Bake, Make & Learn to Cook Vegetarian

The Great British Baking Show winner David Atherton grew up eating vegetarian food, so showing kids that this type of eating is tasty and easy to prepare is a mission for him. Kids appreciate that eating green is healthy for the planet, too.

Beginning with how to eat green, pantry staples, and drawings-with-captions of needed equipment, the chef then dives into essential meals.

A recipe for making tomato sauce from scratch is accompanied by a recipe for Spaghetti Bolognese which relies on the tomato sauce, lentils, spices, and grated cheddar.

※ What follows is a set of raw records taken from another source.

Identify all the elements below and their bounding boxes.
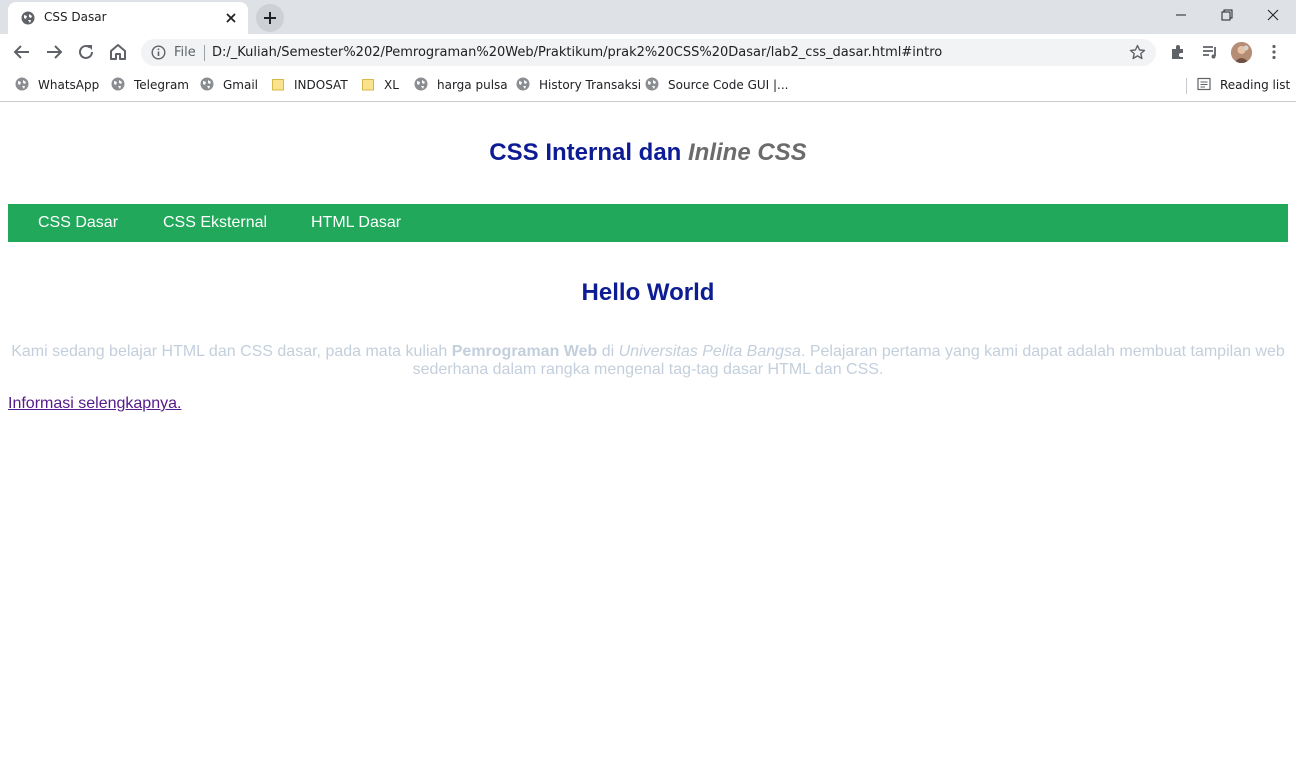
intro-university-name: Universitas Pelita Bangsa (618, 343, 801, 360)
nav-link-html-dasar[interactable]: HTML Dasar (311, 214, 401, 232)
info-icon[interactable] (151, 45, 166, 60)
globe-icon (200, 77, 214, 91)
new-tab-button[interactable] (256, 4, 284, 32)
bookmark-label: Source Code GUI |... (668, 78, 789, 92)
nav-link-css-dasar[interactable]: CSS Dasar (38, 214, 118, 232)
avatar[interactable] (1231, 42, 1252, 63)
folder-icon (362, 79, 374, 91)
bookmark-label: harga pulsa (437, 78, 508, 92)
globe-icon (111, 77, 125, 91)
reading-list-label: Reading list (1220, 78, 1291, 92)
profile-picture-icon (1231, 42, 1252, 63)
page-title-text: CSS Internal dan (489, 139, 688, 166)
more-menu-icon[interactable] (1265, 43, 1283, 61)
address-bar[interactable]: File D:/_Kuliah/Semester%202/Pemrograman… (141, 39, 1156, 66)
bookmark-gmail[interactable]: Gmail (200, 77, 258, 95)
bookmark-telegram[interactable]: Telegram (111, 77, 189, 95)
intro-text: di (597, 343, 619, 360)
bookmark-label: Telegram (134, 78, 189, 92)
close-icon[interactable] (224, 11, 238, 25)
bookmark-label: XL (384, 78, 399, 92)
main-nav: CSS Dasar CSS Eksternal HTML Dasar (8, 204, 1288, 242)
bookmark-folder-xl[interactable]: XL (361, 77, 399, 95)
star-icon[interactable] (1129, 44, 1146, 61)
media-queue-icon[interactable] (1201, 43, 1219, 61)
page-title: CSS Internal dan Inline CSS (0, 139, 1296, 167)
bookmark-source-code-gui[interactable]: Source Code GUI |... (645, 77, 789, 95)
intro-course-name: Pemrograman Web (451, 343, 598, 360)
globe-icon (414, 77, 428, 91)
browser-toolbar: File D:/_Kuliah/Semester%202/Pemrograman… (0, 34, 1296, 70)
bookmark-history-transaksi[interactable]: History Transaksi (516, 77, 641, 95)
divider (204, 45, 205, 61)
scheme-label: File (174, 45, 196, 60)
back-arrow-icon[interactable] (11, 41, 33, 63)
restore-icon (1221, 9, 1233, 21)
globe-icon (21, 11, 35, 25)
bookmark-label: INDOSAT (294, 78, 348, 92)
intro-paragraph: Kami sedang belajar HTML dan CSS dasar, … (8, 343, 1288, 379)
browser-tab[interactable]: CSS Dasar (8, 2, 248, 34)
plus-icon (264, 12, 276, 24)
close-icon (1267, 9, 1279, 21)
intro-text: Kami sedang belajar HTML dan CSS dasar, … (11, 343, 452, 360)
url-text[interactable]: D:/_Kuliah/Semester%202/Pemrograman%20We… (212, 45, 942, 60)
tab-title: CSS Dasar (44, 10, 107, 24)
minimize-button[interactable] (1158, 0, 1204, 30)
folder-icon (272, 79, 284, 91)
home-icon[interactable] (107, 41, 129, 63)
reading-list-icon (1197, 77, 1211, 91)
globe-icon (516, 77, 530, 91)
divider (1186, 78, 1187, 94)
bookmark-whatsapp[interactable]: WhatsApp (15, 77, 99, 95)
globe-icon (15, 77, 29, 91)
tab-strip: CSS Dasar (0, 0, 1296, 34)
bookmark-folder-indosat[interactable]: INDOSAT (271, 77, 348, 95)
restore-button[interactable] (1204, 0, 1250, 30)
bookmark-label: WhatsApp (38, 78, 100, 92)
reload-icon[interactable] (75, 41, 97, 63)
more-info-link[interactable]: Informasi selengkapnya. (8, 395, 181, 413)
bookmark-harga-pulsa[interactable]: harga pulsa (414, 77, 508, 95)
globe-icon (645, 77, 659, 91)
forward-arrow-icon[interactable] (43, 41, 65, 63)
reading-list-button[interactable]: Reading list (1197, 77, 1290, 95)
page-title-emphasis: Inline CSS (688, 139, 807, 166)
extensions-icon[interactable] (1169, 43, 1187, 61)
bookmarks-bar: WhatsApp Telegram Gmail INDOSAT XL harga… (0, 70, 1296, 102)
bookmark-label: Gmail (223, 78, 259, 92)
page-content: CSS Internal dan Inline CSS CSS Dasar CS… (0, 103, 1296, 768)
minimize-icon (1176, 14, 1186, 16)
close-window-button[interactable] (1250, 0, 1296, 30)
section-heading: Hello World (581, 279, 715, 306)
bookmark-label: History Transaksi (539, 78, 642, 92)
nav-link-css-eksternal[interactable]: CSS Eksternal (163, 214, 267, 232)
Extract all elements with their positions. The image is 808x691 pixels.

Bake Make and Learn to Cook Vegetarian
illustration © Alice Bowsher, from
Bake, Make & Learn to Cook Vegetarian, Candlewick Press, 2022

Each step of the instructions has a spot illustration to demonstrate what needs to be done. 

There are international foods such as khachapuri (Eye Love Bread), gnudi, and speckled scones (with plantain) yet all ingredients are easily found at your store.

The cooking instructions are easily to understand and tell you want you need to know. (So many cookbooks don’t.)

And, of course, there are four Showstopper recipes at the end of the book. More challenging perhaps, but also fun and well worth the effort. I am particularly drawn to the Summer Sandcastle Cake. The drawings are so helpful about assembling this cake that I find myself all cookbooks had drawings!

We are most definitely adding this to our cookbook collection. You, too?

Highly recommended.

Bake, Make & Learn to Cook Vegetarian
Healthy and Green Recipes for Young Cooks
written by David Atherton
illustrated by Alice Bowsher
Candlewick Press (US), 2022
ISBN 978-1-5362-2843-4
suggested for ages 9 and up

4 thoughts on “Bake, Make & Learn to Cook Vegetarian”

  1. This book sounds great, Vicki! You know that I love to cook, and any opportunity to learn new vegetarian recipes that will appeal to the grandkids is very welcome.Thanks for the review and recommendation. Sa

  2. This is being picky, but vegetarians do not eat cheese unless the cheese is made with vegetable rennet. Traditional rennet is made from the lining of the fourth stomach of a young ruminant. Which means the calf or sheep must be killed to get the rennet.